Gewalt gegen Journalist_innen: Am Hufeisen aufgehängt

Der Berliner Verfassungsschutz will die Gewalt gegen Medienschaffende erklären, scheitert aber am eigenen Weltbild.

Eine am Boden liegende Kamera

Medienschaffende als Feindbild: Die Angriffe gegen Journalist_innen nehmen zu Foto: Christoph Soeder/dpa/picture alliance

BERLIN taz | Der Berliner Verfassungsschutzbericht 2021, erschienen am 24. Mai, hat der steigenden Gewalt gegenüber Journalist_innen in diesem Jahr ein Sonderkapitel gewidmet. Denn 2021 wurden 95 Übergriffe auf Medienvertreter_innen in Deutschland dokumentiert, das sind so viele wie nie zuvor.

Das “Europäische Zentrum für Presse- und Medienfreiheit“ (ECPMF) bringt die gestiegene Pressefeindlichkeit mit dem Erstarken von Verschwörungstheorien in Verbindung. 77 Prozent der Angriffe seien politisch Rechten zuzuordnen.
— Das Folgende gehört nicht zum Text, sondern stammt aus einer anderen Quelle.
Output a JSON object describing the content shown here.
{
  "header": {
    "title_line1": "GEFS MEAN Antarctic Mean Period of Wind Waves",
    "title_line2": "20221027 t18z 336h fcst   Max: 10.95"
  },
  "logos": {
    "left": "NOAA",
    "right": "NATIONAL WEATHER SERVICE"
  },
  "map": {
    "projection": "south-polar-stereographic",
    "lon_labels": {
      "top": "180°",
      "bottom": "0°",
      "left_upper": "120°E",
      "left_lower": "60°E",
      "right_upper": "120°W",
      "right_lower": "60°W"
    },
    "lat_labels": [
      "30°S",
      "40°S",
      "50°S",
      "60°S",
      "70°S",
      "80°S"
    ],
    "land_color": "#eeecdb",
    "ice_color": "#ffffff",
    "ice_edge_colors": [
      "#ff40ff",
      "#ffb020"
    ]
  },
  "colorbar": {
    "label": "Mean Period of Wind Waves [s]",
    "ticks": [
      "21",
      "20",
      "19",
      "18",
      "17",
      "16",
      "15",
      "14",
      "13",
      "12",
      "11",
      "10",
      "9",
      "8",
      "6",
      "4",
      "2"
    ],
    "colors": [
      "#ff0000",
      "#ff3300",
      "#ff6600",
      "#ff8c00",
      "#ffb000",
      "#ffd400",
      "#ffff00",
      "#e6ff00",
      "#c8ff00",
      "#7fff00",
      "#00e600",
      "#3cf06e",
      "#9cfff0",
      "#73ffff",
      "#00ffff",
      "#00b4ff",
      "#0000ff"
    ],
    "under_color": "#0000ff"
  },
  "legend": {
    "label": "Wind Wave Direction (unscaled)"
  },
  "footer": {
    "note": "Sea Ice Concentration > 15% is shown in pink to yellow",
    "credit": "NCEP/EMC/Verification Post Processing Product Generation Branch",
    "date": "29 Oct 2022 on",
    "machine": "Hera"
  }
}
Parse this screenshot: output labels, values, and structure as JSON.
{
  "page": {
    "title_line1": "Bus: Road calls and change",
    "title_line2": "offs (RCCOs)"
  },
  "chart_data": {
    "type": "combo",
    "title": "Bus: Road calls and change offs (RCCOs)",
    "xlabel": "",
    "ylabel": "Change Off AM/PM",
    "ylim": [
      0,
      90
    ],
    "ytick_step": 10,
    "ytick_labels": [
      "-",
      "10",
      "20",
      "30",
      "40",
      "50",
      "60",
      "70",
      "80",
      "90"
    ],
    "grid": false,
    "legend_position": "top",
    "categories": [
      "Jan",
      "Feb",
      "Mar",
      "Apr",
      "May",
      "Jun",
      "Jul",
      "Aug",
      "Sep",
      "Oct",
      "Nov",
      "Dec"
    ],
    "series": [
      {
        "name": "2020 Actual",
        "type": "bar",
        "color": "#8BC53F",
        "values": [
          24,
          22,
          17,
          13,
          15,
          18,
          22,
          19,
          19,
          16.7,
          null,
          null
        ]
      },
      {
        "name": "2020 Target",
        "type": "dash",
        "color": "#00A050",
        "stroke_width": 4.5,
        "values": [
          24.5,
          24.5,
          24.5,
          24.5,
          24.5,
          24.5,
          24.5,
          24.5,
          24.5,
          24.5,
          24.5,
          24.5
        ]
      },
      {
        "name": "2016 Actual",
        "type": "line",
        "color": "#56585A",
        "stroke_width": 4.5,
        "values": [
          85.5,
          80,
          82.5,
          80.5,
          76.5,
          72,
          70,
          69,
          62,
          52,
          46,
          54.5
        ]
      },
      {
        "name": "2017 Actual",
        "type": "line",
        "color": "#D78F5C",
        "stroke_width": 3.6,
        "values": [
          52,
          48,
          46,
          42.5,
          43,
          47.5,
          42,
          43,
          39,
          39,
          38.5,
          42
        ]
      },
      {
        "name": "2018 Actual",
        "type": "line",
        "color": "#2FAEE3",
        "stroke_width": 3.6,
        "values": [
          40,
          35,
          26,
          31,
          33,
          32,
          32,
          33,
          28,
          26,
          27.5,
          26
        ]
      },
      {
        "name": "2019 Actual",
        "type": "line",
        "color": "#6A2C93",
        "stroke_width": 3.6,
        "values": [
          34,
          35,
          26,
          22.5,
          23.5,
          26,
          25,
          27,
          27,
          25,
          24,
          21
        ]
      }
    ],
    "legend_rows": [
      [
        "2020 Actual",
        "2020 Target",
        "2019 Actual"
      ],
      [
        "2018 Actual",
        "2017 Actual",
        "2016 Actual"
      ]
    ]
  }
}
Auch der Verfassungsschutzbericht konstatiert, dass die rechtsextremistische Szene „Medienschaffende als Feindbild“ definiere. Im Folgenden arbeitet sich der Bericht an „Medienfeindlichkeit und Islamismus“, sowie „Medienfeindlichkeit und Linksextremismus“ ab – nur dass es darüber wenig zu berichten gibt.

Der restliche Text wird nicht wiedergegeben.